It's been an interesting week for Amazon.
The headline announcement of its Fire phone has received a mixed reaction: partly because the head-tracking 3D graphics is weird; partly because of the overt explanation that it's designed to get more Amazon Prime users to spend more money through Amazon; and partly for issues such as it only being available through AT&T and the lack of international rollout plans.
In terms of gaming, at least Amazon has been working with developers to get them to support the Dynamic Perspective.
Yet given the failure of 3D effects for PC and console games, not to mention the Nintendo 3DS, it's hard to see this being a defining feature to drive gamers to pick up a Fire phone, let alone driving downloads of supporting games on the Amazon Appstore.
No, as with all things Amazon, the point of Dynamic Perspective - as well as its Firefly catalog service and indeed the Fire phone itself - is an insular reinforcement of the Amazon retail system.
All about me
Just like the Kindle Fire tablet and Fire TV streaming service before it, Fire will build up some scale of install base, but for most game developers, it won't be large or lucrative enough compared to the potential riches on offer from iOS and Android.
That's not to say that Amazon hasn't made remarkable strides to turn its ecosystem into a good place in which to operate.
For example, the company is currently offering developers $6 per thousand interstitial ads (up to a maximum of 1 million impressions per app per month) displayed across any Amazon supported device in August and September for each new app that integrates the Amazon Mobile Ads API and support Fire phones.
It will also give developers 500,000 Amazon Coins ($5,000 value) for each of qualifying app (up to three apps) that meet the additional program requirements for Fire phone. Developers can give these Coins away to consumers.
That's not a lot of cash; up to $17,000 per app, but for some developers, you don't turn down free money.
And it's these sort of integrated campaigns that have resulted in the Amazon Appstore hosting over 240,000 apps and games - up almost a three-fold in the past 12 months.
The number of developers for Amazon devices has almost doubled too during the same period.
The reason for such developers - at least developers of a certain type of app or game - to release for Amazon devices is that all Amazon devices are designed to be frictionless when it comes to spending using your Amazon account.

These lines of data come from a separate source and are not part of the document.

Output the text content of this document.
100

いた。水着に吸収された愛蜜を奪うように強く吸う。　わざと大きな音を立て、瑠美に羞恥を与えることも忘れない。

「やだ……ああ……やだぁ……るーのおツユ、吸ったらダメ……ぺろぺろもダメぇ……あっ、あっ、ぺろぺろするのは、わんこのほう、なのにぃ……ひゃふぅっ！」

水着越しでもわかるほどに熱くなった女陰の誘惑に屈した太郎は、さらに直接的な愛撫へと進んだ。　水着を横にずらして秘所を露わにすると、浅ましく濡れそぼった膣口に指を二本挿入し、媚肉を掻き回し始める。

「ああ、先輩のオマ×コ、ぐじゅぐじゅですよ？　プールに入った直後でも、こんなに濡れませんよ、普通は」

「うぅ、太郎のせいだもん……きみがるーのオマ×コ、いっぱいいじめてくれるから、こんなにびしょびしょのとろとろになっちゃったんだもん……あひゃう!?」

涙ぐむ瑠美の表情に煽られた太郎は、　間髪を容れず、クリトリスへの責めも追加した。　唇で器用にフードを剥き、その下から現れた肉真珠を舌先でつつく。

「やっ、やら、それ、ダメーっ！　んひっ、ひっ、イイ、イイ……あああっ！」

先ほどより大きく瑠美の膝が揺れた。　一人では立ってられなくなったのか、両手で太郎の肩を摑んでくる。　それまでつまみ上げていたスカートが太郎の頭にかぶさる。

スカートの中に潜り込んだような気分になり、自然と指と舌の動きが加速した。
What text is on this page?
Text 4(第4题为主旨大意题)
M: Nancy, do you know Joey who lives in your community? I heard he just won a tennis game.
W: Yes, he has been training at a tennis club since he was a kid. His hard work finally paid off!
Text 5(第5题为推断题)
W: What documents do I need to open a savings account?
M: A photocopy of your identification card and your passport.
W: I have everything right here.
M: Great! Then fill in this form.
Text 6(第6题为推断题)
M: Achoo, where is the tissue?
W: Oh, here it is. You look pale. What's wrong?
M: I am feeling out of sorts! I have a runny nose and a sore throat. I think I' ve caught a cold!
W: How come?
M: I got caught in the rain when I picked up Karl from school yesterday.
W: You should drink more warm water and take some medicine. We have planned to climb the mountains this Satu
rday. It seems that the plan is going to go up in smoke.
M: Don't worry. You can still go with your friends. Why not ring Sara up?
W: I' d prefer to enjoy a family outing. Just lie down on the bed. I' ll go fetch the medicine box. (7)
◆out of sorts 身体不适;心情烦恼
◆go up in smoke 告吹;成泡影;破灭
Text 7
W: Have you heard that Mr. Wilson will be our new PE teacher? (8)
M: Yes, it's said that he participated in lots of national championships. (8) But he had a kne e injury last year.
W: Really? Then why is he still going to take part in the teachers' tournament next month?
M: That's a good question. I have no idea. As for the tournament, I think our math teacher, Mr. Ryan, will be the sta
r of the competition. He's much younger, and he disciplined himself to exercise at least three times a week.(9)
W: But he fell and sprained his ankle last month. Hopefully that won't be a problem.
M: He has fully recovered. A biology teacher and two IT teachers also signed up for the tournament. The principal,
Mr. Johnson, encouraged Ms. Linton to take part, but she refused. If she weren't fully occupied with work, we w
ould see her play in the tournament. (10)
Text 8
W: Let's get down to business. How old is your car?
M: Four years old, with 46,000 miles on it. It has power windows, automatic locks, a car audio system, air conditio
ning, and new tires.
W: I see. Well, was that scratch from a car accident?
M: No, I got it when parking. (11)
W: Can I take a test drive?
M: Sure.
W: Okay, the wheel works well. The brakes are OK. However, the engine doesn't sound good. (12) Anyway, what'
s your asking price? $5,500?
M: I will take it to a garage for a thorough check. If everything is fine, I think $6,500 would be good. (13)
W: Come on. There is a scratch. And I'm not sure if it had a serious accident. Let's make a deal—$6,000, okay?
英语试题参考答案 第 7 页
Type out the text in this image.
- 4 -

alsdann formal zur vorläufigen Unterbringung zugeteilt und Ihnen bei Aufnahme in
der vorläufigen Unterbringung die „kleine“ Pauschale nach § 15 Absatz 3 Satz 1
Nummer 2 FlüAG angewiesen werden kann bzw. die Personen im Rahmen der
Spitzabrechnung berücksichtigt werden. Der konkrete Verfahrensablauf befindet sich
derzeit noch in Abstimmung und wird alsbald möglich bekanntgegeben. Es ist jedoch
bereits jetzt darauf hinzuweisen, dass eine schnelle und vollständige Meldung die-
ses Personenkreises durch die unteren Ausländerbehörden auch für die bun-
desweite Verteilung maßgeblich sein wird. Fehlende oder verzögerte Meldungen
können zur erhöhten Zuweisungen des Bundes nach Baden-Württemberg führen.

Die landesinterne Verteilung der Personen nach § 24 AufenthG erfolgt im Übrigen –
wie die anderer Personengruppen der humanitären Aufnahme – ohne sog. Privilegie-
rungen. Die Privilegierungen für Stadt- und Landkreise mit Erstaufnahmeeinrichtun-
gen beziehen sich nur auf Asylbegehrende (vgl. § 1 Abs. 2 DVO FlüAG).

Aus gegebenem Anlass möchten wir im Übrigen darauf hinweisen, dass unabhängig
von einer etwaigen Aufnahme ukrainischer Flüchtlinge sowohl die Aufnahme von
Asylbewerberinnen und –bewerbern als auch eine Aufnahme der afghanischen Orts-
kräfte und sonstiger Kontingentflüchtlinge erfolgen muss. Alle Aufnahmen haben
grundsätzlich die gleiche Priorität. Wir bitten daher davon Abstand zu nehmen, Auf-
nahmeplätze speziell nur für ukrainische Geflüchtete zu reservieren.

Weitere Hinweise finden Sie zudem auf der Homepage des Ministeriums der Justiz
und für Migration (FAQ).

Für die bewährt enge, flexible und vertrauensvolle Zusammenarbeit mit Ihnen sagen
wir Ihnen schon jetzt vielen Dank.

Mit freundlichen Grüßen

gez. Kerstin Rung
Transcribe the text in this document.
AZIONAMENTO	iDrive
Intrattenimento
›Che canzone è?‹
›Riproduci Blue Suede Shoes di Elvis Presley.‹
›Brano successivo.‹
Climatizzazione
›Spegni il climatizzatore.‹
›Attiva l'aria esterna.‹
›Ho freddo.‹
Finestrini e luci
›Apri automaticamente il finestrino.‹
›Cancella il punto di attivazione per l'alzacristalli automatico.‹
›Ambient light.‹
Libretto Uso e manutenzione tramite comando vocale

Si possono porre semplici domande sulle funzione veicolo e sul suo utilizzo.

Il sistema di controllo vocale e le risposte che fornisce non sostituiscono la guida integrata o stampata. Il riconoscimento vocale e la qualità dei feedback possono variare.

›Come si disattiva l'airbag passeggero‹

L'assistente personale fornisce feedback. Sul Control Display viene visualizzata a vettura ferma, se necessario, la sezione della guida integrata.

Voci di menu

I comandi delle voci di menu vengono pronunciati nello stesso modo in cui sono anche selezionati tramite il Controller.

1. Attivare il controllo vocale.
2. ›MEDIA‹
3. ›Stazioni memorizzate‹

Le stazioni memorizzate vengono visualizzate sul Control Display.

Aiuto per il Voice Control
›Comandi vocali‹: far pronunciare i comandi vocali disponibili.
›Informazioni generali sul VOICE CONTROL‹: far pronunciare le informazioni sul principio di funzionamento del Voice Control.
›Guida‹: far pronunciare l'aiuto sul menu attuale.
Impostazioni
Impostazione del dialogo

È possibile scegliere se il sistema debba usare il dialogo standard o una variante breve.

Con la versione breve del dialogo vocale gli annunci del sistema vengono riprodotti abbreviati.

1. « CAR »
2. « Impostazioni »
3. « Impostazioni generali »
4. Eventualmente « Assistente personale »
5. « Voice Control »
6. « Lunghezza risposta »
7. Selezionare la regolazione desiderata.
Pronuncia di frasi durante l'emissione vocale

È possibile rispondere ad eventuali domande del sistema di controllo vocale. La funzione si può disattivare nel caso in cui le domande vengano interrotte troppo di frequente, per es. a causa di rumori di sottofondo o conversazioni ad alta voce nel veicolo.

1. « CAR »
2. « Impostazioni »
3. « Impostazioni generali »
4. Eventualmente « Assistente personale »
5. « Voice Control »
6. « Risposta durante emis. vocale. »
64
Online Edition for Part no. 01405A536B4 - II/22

So, although the total number of users is tiny compared to iOS and Android - of course, Amazon won't comment on its install base but Kindle Fire is thought to be in the 10 million range - the average revenue per user is equal or better than other platforms.
At least, Amazon quotes 74 percent of developers on Kindle Fire agreeing with this statement.
In that context, then, just like the Kindle Fire before it, the Fire phone won't have a significant impact on the wider mobile ecosystem.
It's just another Amazon play to improve Amazon's standing in the retail world. But if Amazon users are part of your core market, it's time to follow the trail of free Coins.